Combinatorial identity with binomial coefficients

Question

How can I demonstrate the following relationship? $$\sum_{k \geq 0}\binom{n}{k}k=n2^{n-1}$$

In fact, both of them give me the following numeric sequence: $0, 1, 4, 12, 32,\dots$

EDIT: My apologies I was wrong about the right number

Answer 1

• Look at $$(1+x)^{n} = \sum_{k=0}^{n}\binom{n}{k} x^{k}$$ and differentiate

Answer 2

I assume you meant $... = n2^{n-1}$ at the end.

Assume that you want to choose a team of $k \le n$ members and then choose a captain from it. Then the left side will give all possible combinations of choosing the team first and then the captain for $k \le n$.

Another way to count it is to first choose a captian out of the $n$ people and then decide which of the remaining $n-1$ will be included in the team. This will give you the right hand side.

Obviously these two constructions will give you every possible team of $k \le n$ members and captian combination.

Answer 3

Use the identity $$ \binom{n}{k}\binom{k}{1}=\binom{n}{1}\binom{n-1}{k-1};\quad n\geq k\geq 1. $$ Then $$ \sum_{k \geq 0}\binom{n}{k}k =\sum_{k \geq 1}\binom{n}{k}k =\sum_{k \geq 1}n\binom{n-1}{k-1} =n\sum_{k \geq 1}\binom{n-1}{k-1} =n2^{n-1} $$ as the last sum counts the number of subsets of $\{1,2,\dotsc,n-1\}$ which is $2^{n-1}$ (each element is either in a subset or not).

Answer 4

Lets first look at the LEFT SIDE of the equation, to see what we are counting: We have: $$\sum_{k \geq 0}\binom{n}{k}k=\binom{n}{0}0+\binom{n}{1}1+\binom{n}{2}2+\binom{n}{3}3...$$ 1) Lets analyze the first summand, the $\binom{n}{0}0$, here we select "team" with no members(which corresponds to the selection of an empty set from a set of n elements, which is an empty subset, of which there are only 1 in every subset family ), and as such we can only choose 0 captains for this "team". By the product principle this gives us, 1*0=0.

2) Now lets look at the second summand,the $\binom{n}{1}1$,here we choose a 1 man team ( one man army, :D John J.Rambo) from a class of action heroes.This can happen in $\binom{n}{1}$, ways which corresponds to the number of 1-element subsets of $\{1,2,3,...,n\}$. When we have choosen the one man army hero, only he can be his own captain, in exactly 1 way. Hence, by the product principle we have $\binom{n}{1}1$ ways of choosing this 1 man "team", and it's captain.

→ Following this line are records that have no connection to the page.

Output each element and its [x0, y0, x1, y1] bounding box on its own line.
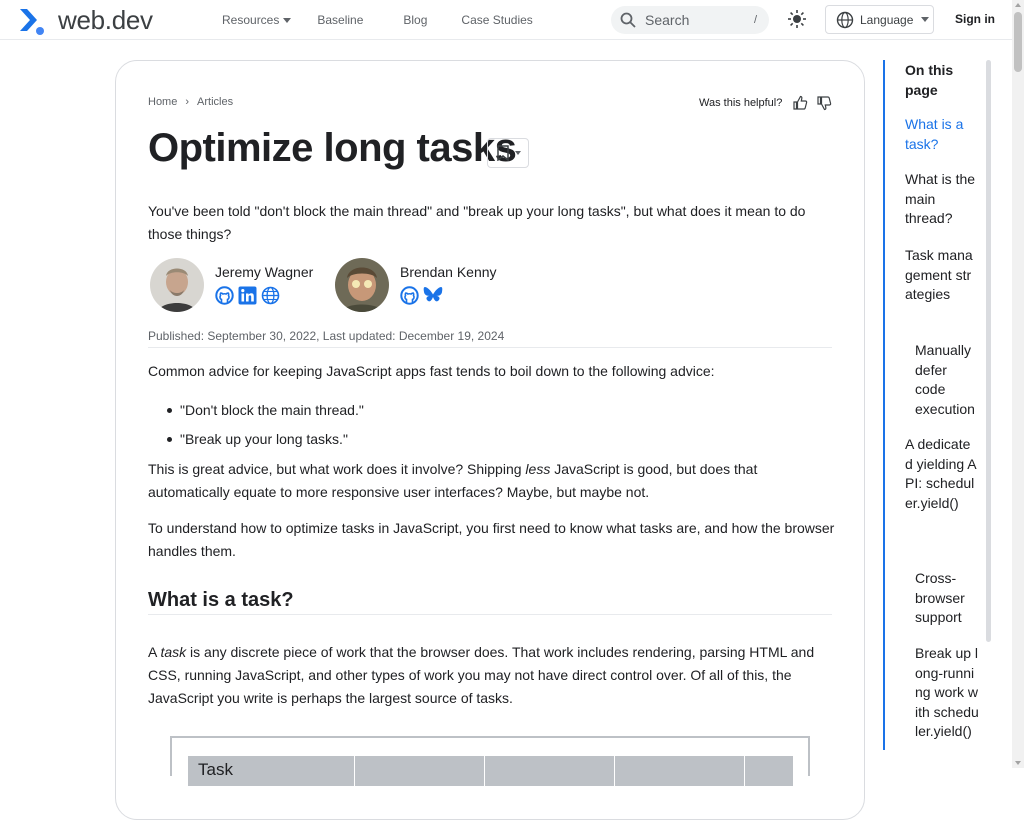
avatar[interactable]	[150, 258, 204, 312]
search-placeholder: Search	[645, 12, 690, 28]
paragraph: A task is any discrete piece of work tha…	[148, 641, 838, 710]
top-navigation: web.dev Resources Baseline Blog Case Stu…	[0, 0, 1012, 40]
language-label: Language	[860, 12, 914, 27]
nav-resources-label: Resources	[222, 13, 280, 27]
linkedin-icon[interactable]	[238, 286, 257, 305]
globe-icon	[836, 11, 854, 28]
nav-blog-label: Blog	[403, 13, 428, 27]
main-nav: Resources Baseline Blog Case Studies	[222, 12, 559, 28]
nav-resources[interactable]: Resources	[222, 12, 292, 28]
author-name[interactable]: Brendan Kenny	[400, 264, 497, 280]
nav-blog[interactable]: Blog	[403, 12, 427, 28]
github-icon[interactable]	[215, 286, 234, 305]
chevron-down-icon	[514, 151, 521, 155]
feedback-widget: Was this helpful?	[699, 95, 832, 111]
sun-icon	[788, 10, 806, 28]
divider	[148, 347, 832, 348]
bluesky-icon[interactable]	[423, 286, 443, 305]
scrollbar-thumb[interactable]	[1014, 12, 1022, 72]
chevron-down-icon	[283, 17, 292, 23]
table-of-contents: On this page What is a task? What is the…	[883, 60, 993, 750]
task-cell	[355, 756, 485, 786]
chevron-down-icon	[921, 17, 930, 22]
logo-text: web.dev	[58, 5, 153, 35]
paragraph: Common advice for keeping JavaScript app…	[148, 363, 715, 379]
breadcrumb-home[interactable]: Home	[148, 96, 177, 108]
paragraph-text: This is great advice, but what work does…	[148, 461, 526, 477]
window-scrollbar[interactable]	[1012, 0, 1024, 768]
toc-item-manually-defer[interactable]: Manually defer code execution	[915, 341, 979, 419]
toc-heading: On this page	[905, 62, 954, 98]
paragraph-text: is any discrete piece of work that the b…	[148, 644, 815, 706]
globe-icon[interactable]	[261, 286, 280, 305]
github-icon[interactable]	[400, 286, 419, 305]
task-label: Task	[198, 760, 233, 779]
paragraph: To understand how to optimize tasks in J…	[148, 520, 835, 559]
emphasis: task	[160, 644, 187, 660]
nav-case-studies-label: Case Studies	[461, 13, 533, 27]
breadcrumb-articles[interactable]: Articles	[197, 96, 233, 108]
toc-item-what-is-a-task[interactable]: What is a task?	[905, 115, 969, 154]
list-item: "Don't block the main thread."	[167, 396, 364, 425]
advice-list: "Don't block the main thread." "Break up…	[167, 396, 364, 454]
intro-paragraph: You've been told "don't block the main t…	[148, 203, 806, 242]
published-date: Published: September 30, 2022, Last upda…	[148, 329, 505, 343]
toc-item-break-up-long-running[interactable]: Break up long-running work with schedule…	[915, 644, 979, 742]
toc-item-task-management[interactable]: Task management strategies	[905, 246, 977, 305]
paragraph: This is great advice, but what work does…	[148, 458, 838, 504]
author-card: Jeremy Wagner	[150, 258, 320, 314]
divider	[148, 614, 832, 615]
list-item: "Break up your long tasks."	[167, 425, 364, 454]
thumb-down-icon[interactable]	[816, 95, 832, 111]
site-logo-link[interactable]: web.dev	[18, 5, 153, 36]
author-links	[400, 286, 443, 305]
toc-item-main-thread[interactable]: What is the main thread?	[905, 170, 977, 229]
helpful-label: Was this helpful?	[699, 97, 783, 109]
language-select[interactable]: Language	[825, 5, 934, 34]
scroll-up-icon[interactable]	[1015, 3, 1021, 7]
search-icon	[620, 12, 636, 28]
section-heading: What is a task?	[148, 589, 294, 611]
nav-case-studies[interactable]: Case Studies	[461, 12, 532, 28]
bookmark-icon	[496, 145, 509, 161]
breadcrumb: Home › Articles	[148, 96, 233, 108]
author-card: Brendan Kenny	[335, 258, 505, 314]
search-shortcut: /	[753, 14, 757, 26]
nav-baseline[interactable]: Baseline	[317, 12, 363, 28]
theme-toggle-button[interactable]	[786, 8, 808, 30]
thumb-up-icon[interactable]	[792, 95, 808, 111]
scroll-down-icon[interactable]	[1015, 761, 1021, 765]
paragraph-text: A	[148, 644, 161, 660]
task-cell	[615, 756, 745, 786]
search-input[interactable]: Search /	[611, 6, 769, 34]
bookmark-button[interactable]	[487, 138, 529, 168]
nav-baseline-label: Baseline	[317, 13, 364, 27]
page-title: Optimize long tasks	[148, 126, 517, 170]
avatar[interactable]	[335, 258, 389, 312]
chevron-right-icon: ›	[185, 96, 190, 108]
emphasis: less	[525, 461, 551, 477]
web-dev-logo-icon	[18, 6, 48, 36]
toc-item-cross-browser[interactable]: Cross-browser support	[915, 569, 979, 628]
author-name[interactable]: Jeremy Wagner	[215, 264, 313, 280]
author-links	[215, 286, 280, 305]
toc-item-scheduler-yield[interactable]: A dedicated yielding API: scheduler.yiel…	[905, 435, 977, 513]
task-cell	[745, 756, 793, 786]
task-cell: Task	[188, 756, 355, 786]
task-diagram-row: Task	[188, 756, 793, 786]
task-diagram-figure: Task	[170, 736, 810, 786]
sign-in-link[interactable]: Sign in	[955, 12, 995, 26]
task-cell	[485, 756, 615, 786]
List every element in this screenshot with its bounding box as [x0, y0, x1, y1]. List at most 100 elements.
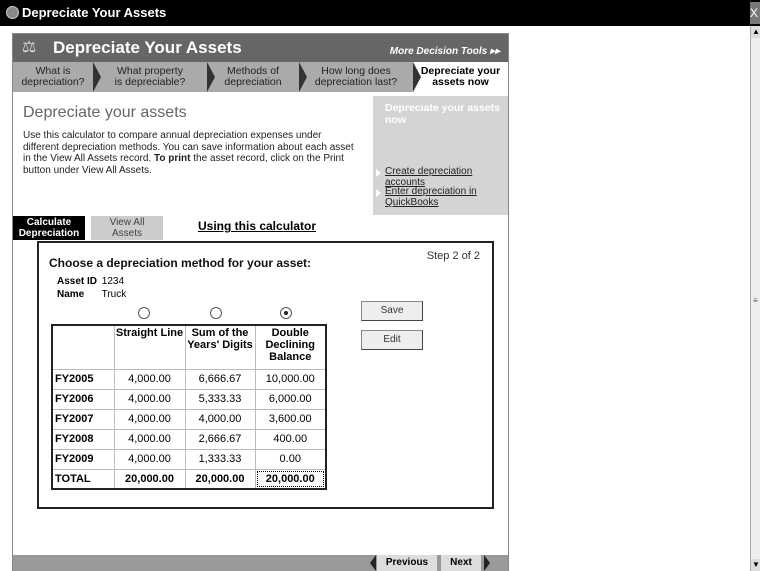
value-cell: 6,666.67 [184, 368, 256, 390]
value-cell: 3,600.00 [254, 408, 327, 430]
scroll-grip-icon[interactable]: ≡ [753, 296, 758, 305]
value-cell: 10,000.00 [254, 368, 327, 390]
radio-sum-of-years-digits[interactable] [210, 307, 222, 319]
table-header-row: Straight Line Sum of the Years' Digits D… [51, 324, 327, 370]
side-panel: Depreciate your assets now Create deprec… [373, 96, 508, 215]
asset-id-row: Asset ID 1234 [57, 276, 124, 287]
close-button[interactable]: X [750, 2, 760, 24]
scales-icon: ⚖ [21, 39, 37, 56]
calculator-card: Step 2 of 2 Choose a depreciation method… [37, 241, 494, 509]
value-cell: 4,000.00 [113, 428, 186, 450]
table-total-row: TOTAL 20,000.00 20,000.00 20,000.00 [51, 468, 327, 490]
year-cell: FY2006 [51, 388, 115, 410]
asset-id-value: 1234 [101, 276, 125, 287]
table-row: FY2008 4,000.00 2,666.67 400.00 [51, 428, 327, 450]
value-cell: 0.00 [254, 448, 327, 470]
total-cell-selected: 20,000.00 [254, 468, 327, 490]
value-cell: 4,000.00 [184, 408, 256, 430]
previous-button[interactable]: Previous [377, 555, 437, 571]
using-this-calculator-link[interactable]: Using this calculator [198, 219, 316, 233]
nav-how-long[interactable]: How long does depreciation last? [299, 62, 421, 92]
value-cell: 4,000.00 [113, 368, 186, 390]
footer-bar: Previous Next [13, 555, 508, 571]
previous-arrow-icon [370, 555, 376, 571]
table-header-cell: Double Declining Balance [254, 324, 327, 370]
nav-label: assets now [432, 76, 489, 88]
create-depreciation-accounts-link[interactable]: Create depreciation accounts [385, 166, 510, 188]
table-header-cell [51, 324, 115, 370]
nav-methods[interactable]: Methods of depreciation [207, 62, 307, 92]
save-button[interactable]: Save [361, 301, 423, 321]
value-cell: 6,000.00 [254, 388, 327, 410]
year-cell: FY2009 [51, 448, 115, 470]
tool-header: ⚖ Depreciate Your Assets More Decision T… [13, 34, 508, 62]
table-row: FY2005 4,000.00 6,666.67 10,000.00 [51, 368, 327, 390]
app-icon [6, 6, 19, 19]
scroll-down-icon[interactable]: ▼ [751, 559, 760, 571]
step-nav: What is depreciation? What property is dep… [13, 62, 508, 92]
radio-double-declining-balance[interactable] [280, 307, 292, 319]
value-cell: 4,000.00 [113, 448, 186, 470]
side-current-item: Depreciate your assets now [385, 102, 500, 126]
nav-arrow-icon [93, 62, 101, 92]
enter-depreciation-link[interactable]: Enter depreciation in QuickBooks [385, 186, 510, 208]
total-cell: 20,000.00 [184, 468, 256, 490]
year-cell: FY2005 [51, 368, 115, 390]
step-indicator: Step 2 of 2 [426, 250, 480, 262]
page-title: Depreciate your assets [23, 104, 187, 121]
double-chevron-icon: ▸▸ [489, 46, 500, 57]
total-cell: 20,000.00 [113, 468, 186, 490]
table-row: FY2007 4,000.00 4,000.00 3,600.00 [51, 408, 327, 430]
tool-frame: ⚖ Depreciate Your Assets More Decision T… [12, 33, 509, 571]
nav-what-is-depreciation[interactable]: What is depreciation? [13, 62, 101, 92]
more-decision-tools-link[interactable]: More Decision Tools ▸▸ [390, 46, 500, 57]
arrow-right-icon [376, 189, 381, 197]
scroll-up-icon[interactable]: ▲ [751, 26, 760, 38]
asset-name-value: Truck [101, 289, 127, 300]
asset-name-row: Name Truck [57, 289, 126, 300]
value-cell: 4,000.00 [113, 388, 186, 410]
nav-label: depreciation last? [314, 76, 398, 88]
intro-text: Use this calculator to compare annual de… [23, 130, 358, 176]
intro-bold: To print [154, 153, 191, 164]
value-cell: 4,000.00 [113, 408, 186, 430]
tool-title: Depreciate Your Assets [53, 38, 242, 57]
tab-label: View All [109, 217, 145, 228]
nav-label: depreciation [224, 76, 282, 88]
nav-label: is depreciable? [114, 76, 186, 88]
value-cell: 2,666.67 [184, 428, 256, 450]
radio-straight-line[interactable] [138, 307, 150, 319]
value-cell: 5,333.33 [184, 388, 256, 410]
nav-arrow-icon [413, 62, 421, 92]
next-arrow-icon [484, 555, 490, 571]
tab-calculate-depreciation[interactable]: Calculate Depreciation [13, 216, 85, 240]
year-cell: FY2008 [51, 428, 115, 450]
nav-arrow-icon [207, 62, 215, 92]
window-title-bar: Depreciate Your Assets X [0, 0, 760, 26]
table-header-cell: Straight Line [113, 324, 186, 370]
tab-label: Depreciation [18, 228, 80, 239]
value-cell: 1,333.33 [184, 448, 256, 470]
value-cell: 400.00 [254, 428, 327, 450]
tab-label: Calculate [26, 217, 72, 228]
choose-method-heading: Choose a depreciation method for your as… [49, 256, 312, 270]
table-header-cell: Sum of the Years' Digits [184, 324, 256, 370]
asset-name-label: Name [57, 289, 85, 300]
window-title: Depreciate Your Assets [22, 5, 167, 20]
nav-arrow-icon [299, 62, 307, 92]
tab-label: Assets [111, 228, 142, 239]
nav-label: depreciation? [21, 76, 85, 88]
nav-depreciate-now[interactable]: Depreciate your assets now [413, 62, 508, 92]
table-row: FY2006 4,000.00 5,333.33 6,000.00 [51, 388, 327, 410]
table-row: FY2009 4,000.00 1,333.33 0.00 [51, 448, 327, 470]
asset-id-label: Asset ID [57, 276, 98, 287]
tab-view-all-assets[interactable]: View All Assets [91, 216, 163, 240]
vertical-scrollbar[interactable]: ▲ ≡ ▼ [750, 26, 760, 571]
depreciation-table: Straight Line Sum of the Years' Digits D… [51, 324, 327, 490]
arrow-right-icon [376, 169, 381, 177]
next-button[interactable]: Next [441, 555, 481, 571]
total-label-cell: TOTAL [51, 468, 115, 490]
year-cell: FY2007 [51, 408, 115, 430]
edit-button[interactable]: Edit [361, 330, 423, 350]
nav-what-property[interactable]: What property is depreciable? [93, 62, 215, 92]
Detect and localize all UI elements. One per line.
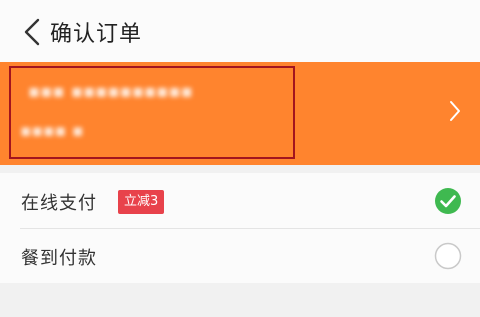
payment-method-list: 在线支付 立减3 餐到付款 [0, 173, 480, 283]
discount-badge: 立减3 [118, 190, 165, 214]
check-circle-icon[interactable] [434, 187, 462, 215]
payment-option-cod[interactable]: 餐到付款 [0, 229, 480, 284]
top-bar: 确认订单 [0, 0, 480, 62]
payment-option-label: 在线支付 [21, 193, 97, 214]
address-line-blurred: ▪▪▪ ▪▪▪▪▪▪▪▪▪▪ [28, 81, 193, 102]
chevron-left-icon[interactable] [20, 17, 46, 47]
radio-empty-icon[interactable] [434, 242, 462, 270]
contact-line-blurred: ▪▪▪▪ ▪ [20, 121, 84, 141]
payment-option-label: 餐到付款 [21, 248, 97, 269]
chevron-right-icon [450, 101, 460, 121]
payment-option-online[interactable]: 在线支付 立减3 [0, 173, 480, 229]
highlight-frame [9, 66, 295, 159]
delivery-address-card[interactable]: ▪▪▪ ▪▪▪▪▪▪▪▪▪▪ ▪▪▪▪ ▪ [0, 62, 480, 165]
page-title: 确认订单 [50, 22, 143, 47]
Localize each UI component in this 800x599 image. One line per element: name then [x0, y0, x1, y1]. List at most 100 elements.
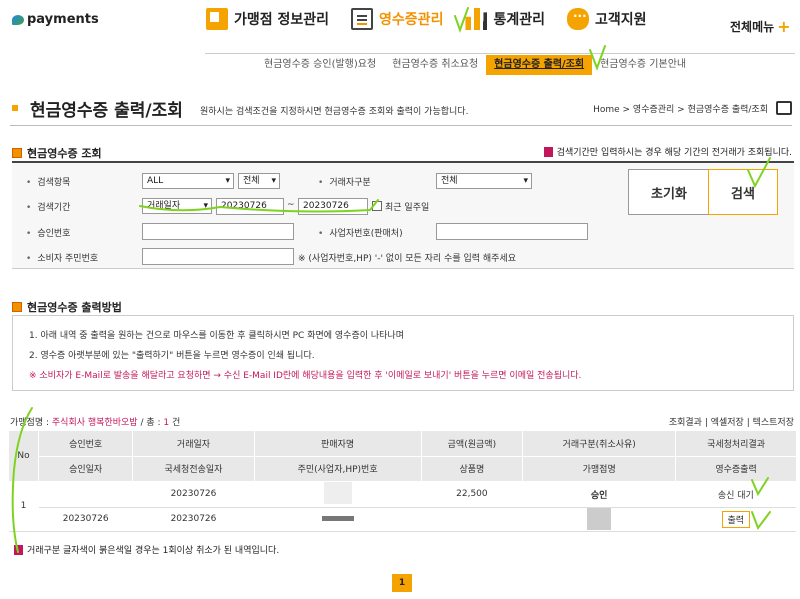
result-export-links[interactable]: 조회결과 | 엑셀저장 | 텍스트저장 [669, 415, 794, 428]
col-nts-send-date: 국세청전송일자 [132, 456, 255, 482]
cell-seller [254, 481, 421, 508]
table-row[interactable]: 20230726 20230726 출력 [9, 507, 796, 532]
cell-approval-no [38, 481, 133, 508]
search-item-select[interactable]: ALL [142, 173, 234, 189]
col-trade-type: 거래구분(취소사유) [522, 431, 676, 457]
consumer-id-input[interactable] [142, 248, 294, 265]
cell-product [421, 507, 523, 532]
total-count: 1 [163, 418, 170, 428]
redacted-block [587, 508, 612, 530]
howto-box: 1. 아래 내역 중 출력을 원하는 건으로 마우스를 이동한 후 클릭하시면 … [12, 315, 794, 391]
subnav-item-basic-guide[interactable]: 현금영수증 기본안내 [592, 55, 694, 75]
page-number-button[interactable]: 1 [392, 574, 412, 592]
receipt-icon [351, 8, 374, 30]
cell-approval-date: 20230726 [38, 507, 133, 532]
breadcrumb: Home > 영수증관리 > 현금영수증 출력/조회 [593, 105, 768, 115]
howto-section-title: 현금영수증 출력방법 [27, 301, 122, 314]
subnav-item-cancel-request[interactable]: 현금영수증 취소요청 [384, 55, 486, 75]
col-approval-date: 승인일자 [37, 456, 133, 482]
bar-chart-icon [465, 8, 488, 30]
header-row: No 승인번호 거래일자 판매자명 금액(원금액) 거래구분(취소사유) 국세청… [8, 431, 796, 482]
payments-logo[interactable]: payments [12, 12, 99, 27]
logo-mark-icon [12, 14, 24, 25]
merchant-name: 주식회사 행복한바오밥 [51, 418, 138, 428]
cell-nts-send-date: 20230726 [132, 507, 255, 532]
section-marker-icon [12, 302, 22, 312]
reset-button[interactable]: 초기화 [628, 169, 710, 215]
date-from-input[interactable]: 20230726 [216, 198, 284, 215]
biz-no-input[interactable] [436, 223, 588, 240]
notice-text: 검색기간만 입력하시는 경우 해당 기간의 전거래가 조회됩니다. [556, 148, 792, 158]
table-row[interactable]: 1 20230726 22,500 승인 송신 대기 [8, 481, 796, 532]
cell-nts-result: 송신 대기 [675, 481, 796, 508]
search-notice: 검색기간만 입력하시는 경우 해당 기간의 전거래가 조회됩니다. [543, 145, 792, 158]
howto-line: 2. 영수증 아랫부분에 있는 "출력하기" 버튼을 누르면 영수증이 인쇄 됩… [29, 351, 315, 361]
howto-email-note: ※ 소비자가 E-Mail로 발송을 해달라고 요청하면 → 수신 E-Mail… [29, 371, 582, 381]
consumer-id-hint: ※ (사업자번호,HP) '-' 없이 모든 자리 수를 입력 해주세요 [298, 254, 517, 264]
results-table: No 승인번호 거래일자 판매자명 금액(원금액) 거래구분(취소사유) 국세청… [8, 431, 796, 532]
period-type-select[interactable]: 거래일자 [142, 198, 212, 214]
cell-amount: 22,500 [421, 481, 523, 508]
col-product: 상품명 [420, 456, 523, 482]
nav-divider [205, 53, 795, 54]
label-trader-type: 거래자구분 [318, 175, 370, 188]
col-approval-no: 승인번호 [37, 431, 133, 457]
recent-week-checkbox[interactable] [372, 201, 382, 211]
cancel-footnote: 거래구분 글자색이 붉은색일 경우는 1회이상 취소가 된 내역입니다. [14, 543, 279, 556]
notice-icon [543, 146, 553, 157]
col-nts-result: 국세청처리결과 [675, 431, 796, 457]
date-to-input[interactable]: 20230726 [298, 198, 368, 215]
subnav-item-print-inquiry[interactable]: 현금영수증 출력/조회 [486, 55, 593, 75]
page-title-bar: 현금영수증 출력/조회 원하시는 검색조건을 지정하시면 현금영수증 조회와 출… [10, 96, 792, 126]
cell-merchant [522, 507, 676, 532]
redacted-block [323, 481, 352, 504]
chat-icon [566, 8, 589, 30]
date-separator: ~ [287, 200, 295, 210]
recent-week-label: 최근 일주일 [385, 203, 430, 213]
nav-label: 영수증관리 [379, 12, 444, 28]
subnav-item-approval-request[interactable]: 현금영수증 승인(발행)요청 [256, 55, 384, 75]
print-button[interactable]: 출력 [721, 510, 751, 528]
label-search-period: 검색기간 [26, 200, 70, 213]
page-description: 원하시는 검색조건을 지정하시면 현금영수증 조회와 출력이 가능합니다. [200, 107, 469, 117]
cell-no: 1 [8, 481, 39, 532]
howto-line: 1. 아래 내역 중 출력을 원하는 건으로 마우스를 이동한 후 클릭하시면 … [29, 331, 404, 341]
search-section-header: 현금영수증 조회 [12, 145, 102, 161]
section-marker-icon [12, 148, 22, 158]
cell-trade-date: 20230726 [132, 481, 255, 508]
nav-item-merchant-info[interactable]: 가맹점 정보관리 [206, 8, 329, 30]
cell-print: 출력 [675, 507, 796, 532]
plus-icon: + [777, 16, 791, 36]
nav-label: 고객지원 [594, 12, 647, 28]
label-consumer-id: 소비자 주민번호 [26, 251, 98, 264]
approval-no-input[interactable] [142, 223, 294, 240]
nav-item-customer-support[interactable]: 고객지원 [566, 8, 647, 30]
trader-type-select[interactable]: 전체 [436, 173, 532, 189]
redacted-block [321, 516, 354, 521]
search-button[interactable]: 검색 [708, 169, 778, 215]
header-row: 승인일자 국세청전송일자 주민(사업자,HP)번호 상품명 가맹점명 영수증출력 [9, 456, 796, 482]
label-approval-no: 승인번호 [26, 226, 70, 239]
all-menu-button[interactable]: 전체메뉴 + [730, 18, 791, 35]
page-title: 현금영수증 출력/조회 [30, 101, 183, 121]
howto-section-header: 현금영수증 출력방법 [12, 299, 122, 315]
col-id-number: 주민(사업자,HP)번호 [253, 456, 421, 482]
search-form: 검색항목 ALL 전체 거래자구분 전체 검색기간 거래일자 20230726 … [12, 161, 794, 269]
cell-trade-type: 승인 [522, 481, 676, 508]
all-menu-label: 전체메뉴 [730, 20, 775, 34]
total-label: / 총 : [140, 418, 161, 428]
label-biz-no: 사업자번호(판매처) [318, 226, 402, 239]
col-amount: 금액(원금액) [420, 431, 523, 457]
nav-item-statistics[interactable]: 통계관리 [465, 8, 545, 30]
nav-label: 가맹점 정보관리 [234, 12, 330, 28]
col-seller: 판매자명 [253, 431, 421, 457]
search-item-sub-select[interactable]: 전체 [238, 173, 280, 189]
col-no: No [8, 431, 39, 482]
footnote-text: 거래구분 글자색이 붉은색일 경우는 1회이상 취소가 된 내역입니다. [27, 546, 280, 556]
printer-icon[interactable] [776, 101, 792, 115]
nav-label: 통계관리 [493, 12, 545, 28]
logo-text: payments [27, 12, 99, 27]
cell-id-number [254, 507, 421, 532]
nav-item-receipt-management[interactable]: 영수증관리 [351, 8, 443, 30]
label-search-item: 검색항목 [26, 175, 70, 188]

3) Next, lets look at all the two man teams we can choose from a class of $\{1,2,3,\cdots,n\}$ students. We can choose this duo, exactly in the same number of ways as we can choose a 2-element subset of $\{1,2,3,\cdots,n\}$ , this number is of course, $\binom{n}{2}$. Let's say that the representative team is Harry and Lloyd. We can choose who will be the captain, in exactly two ways, Harry can be the captain or Lloyd can be the captain. We can do this, by the product principle in $\binom{n}{2}2$. Choosing a 2-subset of n elements, then selecting out one or the other.

I think you get the idea by now, we can construct a bijection which would count the same thing on the right side and we can see that we are counting the same thing, just in a little different way.

THE RIGHT SIDE

Here we start with a class of $\{1,2,3,\cdots,n\}$ students, of which we choose a captain first. We can do this exactly in n ways. Now what does $2^{n-1}$ count. It counts all the subsets of a $\{1,2,3,\cdots,n-1\}$ which we join to our captain choice. When we get the captain in we also get every subset of $\{1,2,3,\cdots,n\}$ since it was the only element missing in every subset.By the product principle we can do it in $n2^{n-1}$ ways. This joining is a bijection. So, the equality formula if proven. That's what I think, I may have had some errors, or have not strictly proven that this is a bijection, but I believe the combinatorial argument stands. I hope this helps.